CVE-2025-9019: 
NixOS vulnerability analysis and mitigation

A heap-based buffer overflow vulnerability has been discovered in tcpreplay version 4.5.1, specifically affecting the mask_cidr6 function in the cidr.c file of the tcpprep component. The vulnerability was identified in August 2025 and has been assigned CVE-2025-9019. The issue affects tcpreplay versions up to 4.5.1, with confirmation that it has been fixed in version 4.5.2-beta1 (NVD, GitHub Issue).

The vulnerability occurs due to insufficient bounds checking in the IPv6 CIDR mask processing logic. The issue manifests when the mask_cidr6 function attempts to read beyond allocated memory boundaries while processing malformed IPv6 addresses. The vulnerability is triggered through the include option processing path via parse_xX_str at line 89. Specifically, when memory is allocated via our_safe_strdup in doOptInclude for a 2-byte string, the function attempts to read 1 byte beyond the allocated region. The vulnerability has been assigned a CVSS v3.1 base score of 3.1 (Low) with vector AV:N/AC:H/PR:N/UI:R/S:U/C:N/I:N/A:L (GitHub Issue).

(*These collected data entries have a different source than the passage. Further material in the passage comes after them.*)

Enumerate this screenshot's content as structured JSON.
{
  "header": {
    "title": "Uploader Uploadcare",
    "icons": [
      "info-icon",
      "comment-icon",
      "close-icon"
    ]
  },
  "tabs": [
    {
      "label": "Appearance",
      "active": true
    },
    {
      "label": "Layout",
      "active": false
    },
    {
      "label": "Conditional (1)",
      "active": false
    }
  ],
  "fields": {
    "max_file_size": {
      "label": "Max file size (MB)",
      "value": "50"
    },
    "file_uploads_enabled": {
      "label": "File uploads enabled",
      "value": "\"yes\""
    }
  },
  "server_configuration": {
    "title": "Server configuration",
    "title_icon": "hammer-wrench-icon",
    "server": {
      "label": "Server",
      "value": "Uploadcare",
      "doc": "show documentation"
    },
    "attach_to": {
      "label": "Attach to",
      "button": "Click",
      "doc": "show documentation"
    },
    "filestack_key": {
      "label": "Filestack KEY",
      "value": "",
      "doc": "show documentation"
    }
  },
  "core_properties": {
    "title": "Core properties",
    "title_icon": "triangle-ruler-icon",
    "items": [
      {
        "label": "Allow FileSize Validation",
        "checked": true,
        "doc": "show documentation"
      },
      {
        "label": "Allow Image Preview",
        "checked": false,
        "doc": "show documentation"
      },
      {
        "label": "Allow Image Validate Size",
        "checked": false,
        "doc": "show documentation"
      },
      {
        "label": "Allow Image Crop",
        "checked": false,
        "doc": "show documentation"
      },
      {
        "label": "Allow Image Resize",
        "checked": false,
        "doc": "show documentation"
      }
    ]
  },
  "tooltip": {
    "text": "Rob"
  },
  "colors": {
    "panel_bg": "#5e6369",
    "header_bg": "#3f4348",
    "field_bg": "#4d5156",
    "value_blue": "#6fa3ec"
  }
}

The exploitation of this vulnerability can lead to heap-based buffer overflow, potentially causing memory corruption and program crashes. The attack can be initiated remotely, though the complexity of exploitation is considered high. While the vulnerability affects availability, there is no direct impact on confidentiality or integrity (VulDB).

The vulnerability has been fixed in tcpreplay version 4.5.2-beta1. Users are advised to upgrade to this version or later to mitigate the vulnerability. The code maintainer has confirmed that the issue is resolved in the 4.5.2 release (GitHub Issue).